The actual crash occurs with this backtrace, although it's not especially interesting and is described in the first post - QWidget::isActiveWindow() tried to cast QGuiApplication::focusWindow() to a QWidgetWindow after the window in question had already been deleted.

kshegunov

I looked a bit at the code and at the trace. I couldn't spot anything out of the ordinary. However it seemed to me very unlikely that this refocus event you talk about is an issue in that particular sequence, as the refocusing doesn't actually spin the event loop; I'm just not quite convinced (doesn't mean necessarily it isn't a bug).
An odd issue, indeed.

AnyOldName3

So you're thinking that maybe the problem is that the event loop is being run after things have started closing and it's not supposed to do that?

Anyhow, in case it helps, I made an equivalent trace but without the issue. I did this by clicking into another application's window and back before closing my application.

https://gitlab.com/snippets/1848606

Hopefully, there's some critical difference between the two that makes everything clear.

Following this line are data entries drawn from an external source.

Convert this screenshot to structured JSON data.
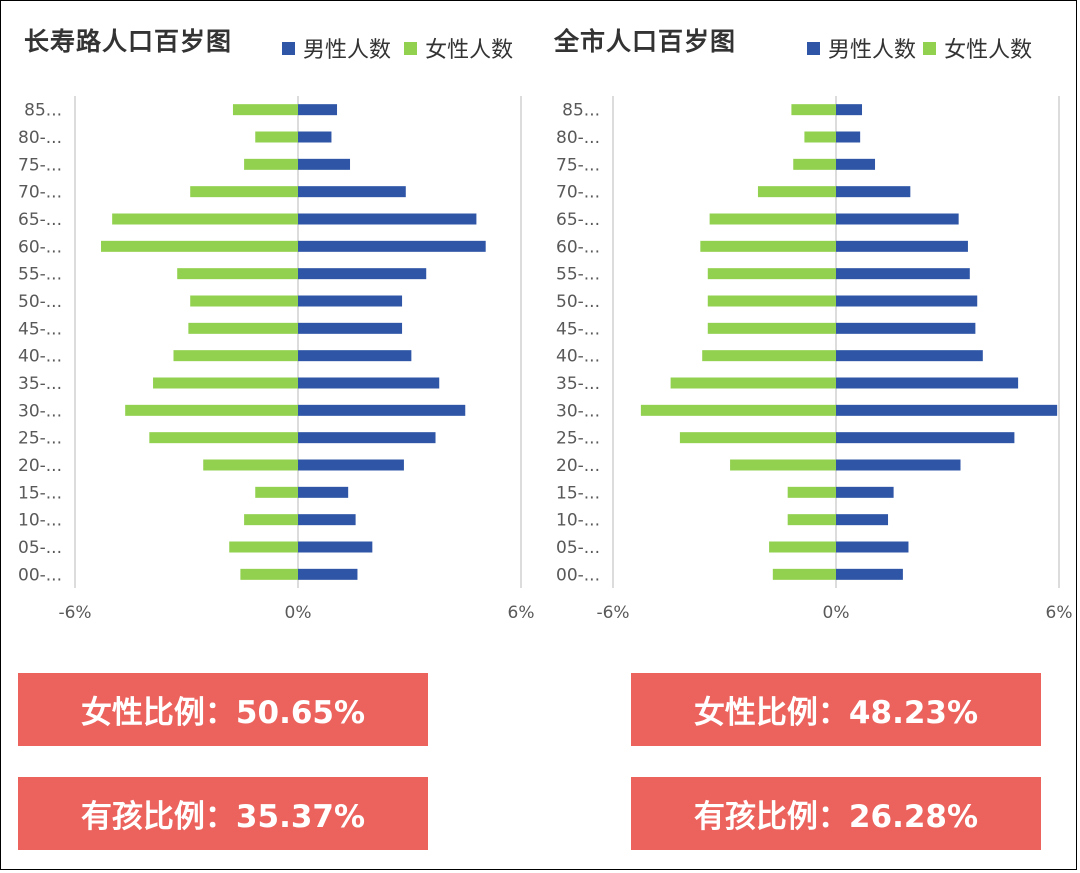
{
  "colors": {
    "male": "#2f56a6",
    "female": "#92d050",
    "axis_line": "#d0d0d0",
    "text": "#595959",
    "box": "#ec635e"
  },
  "legend": {
    "male_label": "男性人数",
    "female_label": "女性人数"
  },
  "age_groups": [
    "00-...",
    "05-...",
    "10-...",
    "15-...",
    "20-...",
    "25-...",
    "30-...",
    "35-...",
    "40-...",
    "45-...",
    "50-...",
    "55-...",
    "60-...",
    "65-...",
    "70-...",
    "75-...",
    "80-...",
    "85..."
  ],
  "x_ticks": [
    "-6%",
    "0%",
    "6%"
  ],
  "chart_data": [
    {
      "type": "bar",
      "title": "长寿路人口百岁图",
      "orientation": "horizontal",
      "xlim": [
        -6,
        6
      ],
      "categories": [
        "00-...",
        "05-...",
        "10-...",
        "15-...",
        "20-...",
        "25-...",
        "30-...",
        "35-...",
        "40-...",
        "45-...",
        "50-...",
        "55-...",
        "60-...",
        "65-...",
        "70-...",
        "75-...",
        "80-...",
        "85..."
      ],
      "series": [
        {
          "name": "男性人数",
          "values": [
            1.6,
            2.0,
            1.55,
            1.35,
            2.85,
            3.7,
            4.5,
            3.8,
            3.05,
            2.8,
            2.8,
            3.45,
            5.05,
            4.8,
            2.9,
            1.4,
            0.9,
            1.05
          ]
        },
        {
          "name": "女性人数",
          "values": [
            -1.55,
            -1.85,
            -1.45,
            -1.15,
            -2.55,
            -4.0,
            -4.65,
            -3.9,
            -3.35,
            -2.95,
            -2.9,
            -3.25,
            -5.3,
            -5.0,
            -2.9,
            -1.45,
            -1.15,
            -1.75
          ]
        }
      ],
      "legend": "top"
    },
    {
      "type": "bar",
      "title": "全市人口百岁图",
      "orientation": "horizontal",
      "xlim": [
        -6,
        6
      ],
      "categories": [
        "00-...",
        "05-...",
        "10-...",
        "15-...",
        "20-...",
        "25-...",
        "30-...",
        "35-...",
        "40-...",
        "45-...",
        "50-...",
        "55-...",
        "60-...",
        "65-...",
        "70-...",
        "75-...",
        "80-...",
        "85..."
      ],
      "series": [
        {
          "name": "男性人数",
          "values": [
            1.8,
            1.95,
            1.4,
            1.55,
            3.35,
            4.8,
            5.95,
            4.9,
            3.95,
            3.75,
            3.8,
            3.6,
            3.55,
            3.3,
            2.0,
            1.05,
            0.65,
            0.7
          ]
        },
        {
          "name": "女性人数",
          "values": [
            -1.7,
            -1.8,
            -1.3,
            -1.3,
            -2.85,
            -4.2,
            -5.25,
            -4.45,
            -3.6,
            -3.45,
            -3.45,
            -3.45,
            -3.65,
            -3.4,
            -2.1,
            -1.15,
            -0.85,
            -1.2
          ]
        }
      ],
      "legend": "top"
    }
  ],
  "stats": {
    "left_female": "女性比例：50.65%",
    "left_child": "有孩比例：35.37%",
    "right_female": "女性比例：48.23%",
    "right_child": "有孩比例：26.28%"
  }
}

EDIT: I ran both through a diff tool, and the interesting differences seemed to start around line 1340.

SGaist

The snippet is not accessible.

AnyOldName3

Oops... It should be fixed now.

kshegunov

I looked again. I don't know. My best guess is that some UI object (i.e. QWindow/QWidget) outlives the application object.
But to be completely blunt, I had hard time getting my bearings straight, that code is some mess - STL, boost, Qt and more amalgamated together in something very hard to read.

AnyOldName3

I've checked, and the problem occurs while the QApplication is still around. There's even a check in the QApplication destructor that tells you if there are still widgets alive, so I'd have noticed if that was the issue. Do you have any other ideas?

SGaist

Well... The technique is not the fastest but one thing you can do is comment everything out to start with an empty main window and then gradually add back pieces of your application until it breaks. That should help point which part might be responsible.

AnyOldName3

It's very timing-sensitive, so even subtly changing parts of the code that are completely unrelated can make it go away. That means I can't get a reliable negative test, so can't tell if adding something back caused the bug or just triggered it to reveal itself again.

mr.bachmann

I ran into the same problem and the issue occurs when closing the last Window (e.g. a dialog) and the dialog is destroyed. When creating a new dialog or widget the next time, the pointer returned by QGuiApplication::focusWindow() is a dangling pointer since it points to an already destroyed object.
The following code works around the issue and triggers an update of the pointer returned by QGuiApplication::focusWindow() after having closed the last Window by sending a FocusOut event:

QObject::connect(qobject_cast<QGuiApplication*>(QGuiApplication::instance()), &QGuiApplication::lastWindowClosed, []()
{
   QEvent event(QEvent::FocusOut);
   QCoreApplication::instance()->sendEvent(QCoreApplication::instance(), &event);
   QCoreApplication::instance()->processEvents();
});

The Qt version which I used was 5.11.1.

kshegunov

@mr-bachmann said in `QGuiApplication::focusWindow()` can point to deallocated memory causing read access violations.:

I ran into the same problem and the issue occurs when closing the last Window (e.g. a dialog) and the dialog is destroyed. When creating a new dialog or widget the next time, the pointer returned by QGuiApplication::focusWindow() is a dangling pointer since it points to an already destroyed object.

Thanks for investigating. Do you have a minimal example that reproduces this? (I can see in the Qt code where the problem lies:
https://code.woboq.org/qt5/qtbase/src/gui/kernel/qguiapplication.cpp.html#_ZN22QGuiApplicationPrivate20emitLastWindowClosedEv should clear the global variable or send the FocusOut, but it'd be good to file this as a bug report).